« Une première en France avec une chaîne de propulsion hybride électrique et hydrogène », Eloa Guillotin, CEO de Beyond Aero
Vous avez donc procédé en janvier et février à une série de vols avec une chaîne de propulsion à échelle réduite. Comment avez-vous préparé cette grande première ?
En fait, cela fait deux ans que nous développons notre chaîne de propulsion à l’aide d’un jumeau numérique. C’est, comme vous le savez, un modèle qui permet de simuler virtuellement le comportement complet d’un produit similaire au réel. Nous avons donc développé les composants, puis procédé à l’assemblage des sous-systèmes. Cela nous a amené à une première phase de test au sol du système complet. Puis, nous avons décidé de faire une démonstration en vol de ce système en échelle réduite. C’est ce que nous avons fait à bord d’un petit avion qui a été retrofité. Il y a eu au total 10 décollages et 2 vrais vols entre janvier et février. C’est une première en France, avec une chaîne de propulsion hybride électrique et hydrogène. Il s’agit d’une étape majeure, car cela montre la fiabilité de notre système qui embarquait une pile à combustible, un moteur électrique, des batteries et trois réservoirs d’hydrogène à l’état gazeux.
Vous avez choisi de faire ce vol avec un avion baptisé Blériot. Pourquoi ?
C’est un grand nom de l’aviation et surtout un pionnier. Nous avons voulu nous inscrire dans les traces de Louis Blérot qui a été le premier à traverser la Manche en 1909. Le temps est aujourd’hui à l’action. Mais, il nous reste encore beaucoup d’étapes.
Comment voyez-vous la suite maintenant ?
Les enseignements tirés du vol vont nous permettre d’affiner le concept de notre avion d’affaires. Nous souhaitons proposer un avion de 6 à 8 places, capable de parcourir 1 500 km. Pour atteindre cet objectif, nous discutons avec un certain nombre de partenaires. Notre choix est de développer cet avion d’affaires autour de la chaîne de propulsion hybride électrique-hydrogène. Et nous avons choisi de privilégier l’hydrogène gazeux, afin de simplifier l’architecture. L’approche est globale au niveau du design et de l’intégration des technologies.
Que pensez-vous de l’écosystème toulousain, où plusieurs entreprises travaillent déjà sur l’avion à hydrogène ?

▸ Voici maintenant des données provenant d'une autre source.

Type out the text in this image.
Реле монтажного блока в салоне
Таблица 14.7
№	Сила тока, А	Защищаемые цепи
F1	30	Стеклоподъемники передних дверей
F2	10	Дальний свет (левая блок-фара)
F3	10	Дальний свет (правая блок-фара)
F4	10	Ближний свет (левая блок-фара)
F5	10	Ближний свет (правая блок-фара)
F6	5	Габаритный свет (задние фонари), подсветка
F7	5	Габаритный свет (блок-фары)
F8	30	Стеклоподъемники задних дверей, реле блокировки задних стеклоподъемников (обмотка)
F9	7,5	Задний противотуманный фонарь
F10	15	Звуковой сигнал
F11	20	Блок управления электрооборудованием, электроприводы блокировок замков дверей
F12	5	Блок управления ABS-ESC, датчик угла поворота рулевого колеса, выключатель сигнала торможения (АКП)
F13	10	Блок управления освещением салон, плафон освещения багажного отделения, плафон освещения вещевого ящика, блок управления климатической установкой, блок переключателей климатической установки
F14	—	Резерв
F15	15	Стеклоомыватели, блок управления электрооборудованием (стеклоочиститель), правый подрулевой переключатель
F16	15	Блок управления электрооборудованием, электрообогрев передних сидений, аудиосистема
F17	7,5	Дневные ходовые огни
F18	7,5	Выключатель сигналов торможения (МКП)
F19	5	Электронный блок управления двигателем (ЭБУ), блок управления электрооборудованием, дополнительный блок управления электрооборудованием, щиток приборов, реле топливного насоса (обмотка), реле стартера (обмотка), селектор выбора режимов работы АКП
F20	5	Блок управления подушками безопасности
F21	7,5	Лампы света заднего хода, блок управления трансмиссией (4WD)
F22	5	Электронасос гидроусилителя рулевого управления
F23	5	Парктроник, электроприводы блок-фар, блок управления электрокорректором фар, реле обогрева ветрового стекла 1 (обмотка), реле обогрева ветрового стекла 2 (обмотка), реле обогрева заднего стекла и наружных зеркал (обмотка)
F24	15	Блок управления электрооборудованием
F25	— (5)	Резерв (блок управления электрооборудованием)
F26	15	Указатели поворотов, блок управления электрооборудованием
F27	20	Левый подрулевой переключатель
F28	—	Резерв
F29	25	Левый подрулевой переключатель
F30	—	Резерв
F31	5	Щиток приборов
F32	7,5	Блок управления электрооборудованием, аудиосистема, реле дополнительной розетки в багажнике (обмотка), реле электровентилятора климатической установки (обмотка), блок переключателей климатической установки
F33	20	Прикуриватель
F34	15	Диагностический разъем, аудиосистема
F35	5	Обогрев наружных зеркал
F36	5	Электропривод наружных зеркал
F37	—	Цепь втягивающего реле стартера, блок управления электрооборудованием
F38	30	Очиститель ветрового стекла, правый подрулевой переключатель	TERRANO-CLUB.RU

Le marché est assez grand pour tout le monde et les besoins sont vraiment énormes. Je trouve cet écosystème très stimulant. De plus, il y a un accompagnement très appréciable de la région Occitanie. Notre vision est que dans 20 ou 30 ans l’avion va passer à l’électrique.
Votre entreprise a levé au total 24 millions d’euros. Comment expliquer un tel engouement ?
Nous avons en effet levé des fonds et reçu des subventions de France 2030, qui est une initiative assez unique au monde. Beyond Aero travaille sur un produit qui rencontre un bon accueil du marché. Suite à la présentation de notre avion d’affaires, lors du salon du Bourget, nous avons reçu en commandes l’équivalent de deux ans de production. Nous avons le sentiment d’aller dans la bonne direction.
Les trois fondateurs ont pour point commun de venir de l’aviation ou de l’avoir étudiée. Comment en êtes-vous arrivée à développer un avion à hydrogène ?
Je voulais faire astronaute ou pilote de chasse. C’était donc Supaero, sinon rien. A l’Université, j’ai rencontré Hugo Tarlé (co-fondateur et directeur technique), qui avait créé une start-up pour recharger plus rapidement les batteries de téléphones portables. L’énergie a été un point commun, car nous avons développé des prototypes pendant nos études. Mon parcours m’a aussi conduit vers Polytechnique, l’Université de Berkeley et l’entrepreunariat avec HEC. Et puis, j’ai rencontré aussi Valentin Chomel (co-fondateur et directeur de la stratégie), qui était passé par Safran. C’est ainsi que s’est constitué le trio qui a créé Beyond Aero. Le défi est passé de la théorie à la pratique avec un avion à hydrogène à long rayon d’action.